Good news from the Heritage Lottery Fund?
July 16 2012
Picture: WalesOnline
Regular readers will know that AHN has often ranted about the Heritage Lottery Fund's unwillingness to fund acquisitions. In an age of austerity, museums and galleries find it increasingly hard to raise funds to add to their collections - and the one body that was awash with cash, the HLF, had traditionally shunned large-scale support for buying objects.
However, there have been recent signs that things are changing, such as the HLF's generous support to the Ashmolean's Manet campaign. And now there seems to be more encouraging news, for the HLF's new strategic framework seems to recognise that their acquisitions policy needed to change. The report states clearly that many other people had called for a change in the HLF's approach to 'portable heritage':
On acquisitions of portable heritage, over 50% favoured a change of policy in HLF’s approach to urgent acquisitions, and there was support from museums, libraries and archives for the principle of HLF funding strategic collecting. [p.38]

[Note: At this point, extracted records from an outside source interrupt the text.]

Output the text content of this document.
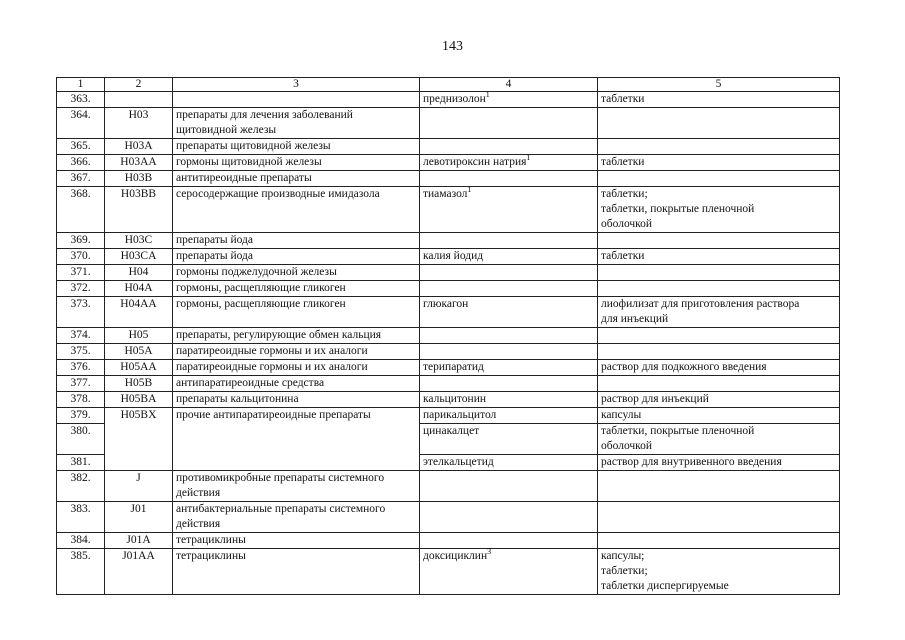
143
1	2	3	4	5
363.			преднизолон$^1$	таблетки
364.	H03	препараты для лечения заболеваний щитовидной железы		
365.	H03A	препараты щитовидной железы		
366.	H03AA	гормоны щитовидной железы	левотироксин натрия$^1$	таблетки
367.	H03B	антитиреоидные препараты		
368.	H03BB	серосодержащие производные имидазола	тиамазол$^1$	таблетки;
таблетки, покрытые пленочной
оболочкой
369.	H03C	препараты йода		
370.	H03CA	препараты йода	калия йодид	таблетки
371.	H04	гормоны поджелудочной железы		
372.	H04A	гормоны, расщепляющие гликоген		
373.	H04AA	гормоны, расщепляющие гликоген	глюкагон	лиофилизат для приготовления раствора
для инъекций
374.	H05	препараты, регулирующие обмен кальция		
375.	H05A	паратиреоидные гормоны и их аналоги		
376.	H05AA	паратиреоидные гормоны и их аналоги	терипаратид	раствор для подкожного введения
377.	H05B	антипаратиреоидные средства		
378.	H05BA	препараты кальцитонина	кальцитонин	раствор для инъекций
379.	H05BX	прочие антипаратиреоидные препараты	парикальцитол	капсулы
380.			цинакалцет	таблетки, покрытые пленочной
оболочкой
381.			этелкальцетид	раствор для внутривенного введения
382.	J	противомикробные препараты системного
действия		
383.	J01	антибактериальные препараты системного
действия		
384.	J01A	тетрациклины		
385.	J01AA	тетрациклины	доксициклин$^3$	капсулы;
таблетки;
таблетки диспергируемые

Let's hope that the HLF heeds those calls. The HLF has already dropped its requirement [p.28] that acquisitions could only be funded if the museum in question ran a series of educational programmes alongside the object. (In practice this was not only onerous expensive, but of limited value - Raphael's Madonna of the Pinks is not really an appropriate way to engage single mothers in Manchester). And it seems that a new approach to funding urgent acquisitions is paying off, which the acquisition at auction of a historic Welsh manuscript The Book of Hywel Dda, to which the HLF contributed £467,000 of the £541,250 total. It goes some way to making up for the shambles of the Macclesfield Psalter.